Strange and Wonderful Discoveries at Project Gutenberg

The Project Gutenberg online library is a Wunderkammer of books in the public domain available in a number of different formats, some of which include images.

Some recent interesting discoveries:
The Planet Mars and Its Inhabitants, a psychic revelation, in which the author describes the various cities, canals, and moral principles of our red neighbor and explains that "Printed books are used, but mostly for the very young, as information is usually transmitted impressionally."

Electricity for Boys, in which we are given many hands-on experiments because, "A boy does not develop into a philosopher or a scientist through being told he must learn the principles of this teaching, or the fundamentals of that school of reasoning. He will unconsciously imbibe the spirit and the willingness if we but place before him the tools by which he may build even the simple machinery that displays the various electrical manifestations."

Of Natural and Supernatural Things : Also of the first Tincture, Root, and Spirit of Metals and Minerals, how the same are Conceived, Generated, Brought forth, Changed, and Augmented, in which we are taught that "the Magnet and true Iron perform almost a like benefit in Corporal Distempers, having almost one kind of Nature in and with them, as it is with it in the Celestial, spiritual, and Elementary Intellect, between the Body, Soul, and the Chaos, out of which the Soul and Spirit went, the Body at last was found out of the Composition."

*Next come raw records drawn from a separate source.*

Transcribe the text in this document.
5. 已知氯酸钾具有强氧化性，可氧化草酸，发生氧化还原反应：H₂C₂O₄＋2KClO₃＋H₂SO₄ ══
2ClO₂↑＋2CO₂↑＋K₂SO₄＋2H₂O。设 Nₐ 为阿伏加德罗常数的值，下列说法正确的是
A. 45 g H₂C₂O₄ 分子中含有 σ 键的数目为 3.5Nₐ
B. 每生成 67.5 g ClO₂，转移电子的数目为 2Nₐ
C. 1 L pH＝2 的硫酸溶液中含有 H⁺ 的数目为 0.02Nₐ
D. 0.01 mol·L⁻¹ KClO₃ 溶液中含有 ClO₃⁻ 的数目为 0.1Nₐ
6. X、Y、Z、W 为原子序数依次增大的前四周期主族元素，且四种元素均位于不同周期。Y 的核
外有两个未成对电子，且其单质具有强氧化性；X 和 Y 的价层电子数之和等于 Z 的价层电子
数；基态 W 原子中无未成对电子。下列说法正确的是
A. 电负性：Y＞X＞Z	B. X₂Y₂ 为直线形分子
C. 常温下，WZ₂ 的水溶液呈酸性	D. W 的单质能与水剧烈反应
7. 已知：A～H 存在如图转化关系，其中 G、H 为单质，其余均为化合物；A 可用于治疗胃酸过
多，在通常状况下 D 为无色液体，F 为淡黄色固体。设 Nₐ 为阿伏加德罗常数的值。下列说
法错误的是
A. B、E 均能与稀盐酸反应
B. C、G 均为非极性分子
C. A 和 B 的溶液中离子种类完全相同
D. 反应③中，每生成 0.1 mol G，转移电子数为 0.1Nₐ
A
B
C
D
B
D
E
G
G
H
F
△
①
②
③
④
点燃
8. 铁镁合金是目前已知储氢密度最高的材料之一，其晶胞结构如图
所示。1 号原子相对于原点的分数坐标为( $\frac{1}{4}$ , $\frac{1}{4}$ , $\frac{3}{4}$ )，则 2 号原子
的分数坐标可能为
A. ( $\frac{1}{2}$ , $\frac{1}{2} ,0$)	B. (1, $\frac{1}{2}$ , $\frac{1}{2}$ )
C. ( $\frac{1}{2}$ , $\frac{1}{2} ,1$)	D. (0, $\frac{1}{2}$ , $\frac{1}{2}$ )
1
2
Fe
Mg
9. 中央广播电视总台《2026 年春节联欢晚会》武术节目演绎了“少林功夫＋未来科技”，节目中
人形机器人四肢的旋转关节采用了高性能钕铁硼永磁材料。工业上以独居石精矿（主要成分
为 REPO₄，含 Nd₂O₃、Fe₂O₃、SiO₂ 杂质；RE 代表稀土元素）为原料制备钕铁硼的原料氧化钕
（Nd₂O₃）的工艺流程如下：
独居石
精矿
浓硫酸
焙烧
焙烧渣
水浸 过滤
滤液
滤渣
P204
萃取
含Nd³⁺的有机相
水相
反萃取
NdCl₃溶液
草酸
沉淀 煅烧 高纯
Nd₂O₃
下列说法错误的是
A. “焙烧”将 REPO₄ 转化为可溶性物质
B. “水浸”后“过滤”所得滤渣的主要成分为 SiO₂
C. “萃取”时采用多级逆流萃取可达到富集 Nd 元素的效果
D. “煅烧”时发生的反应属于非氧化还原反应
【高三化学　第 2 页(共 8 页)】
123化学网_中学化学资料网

Half-hours with the Telescope: Being a Popular Guide to the Use of the Telescope as a Means of Amusement and Instruction,
in which we are warned that "The feeling experienced by those who look through a telescope for the first time,—especially if it is directed upon a planet or nebula—is commonly one of disappointment."

Searchlights on Health: Light on Dark Corners: A Complete Sexual Science and a Guide to Purity and Physical Manhood, Advice To Maiden, Wife, And Mother, Love, Courtship, And Marriage, explains that "Dissipated single men, professional libertines, and married men who are immoderate, often pay the penalty of their violations of the laws of nature, by losing their vital power."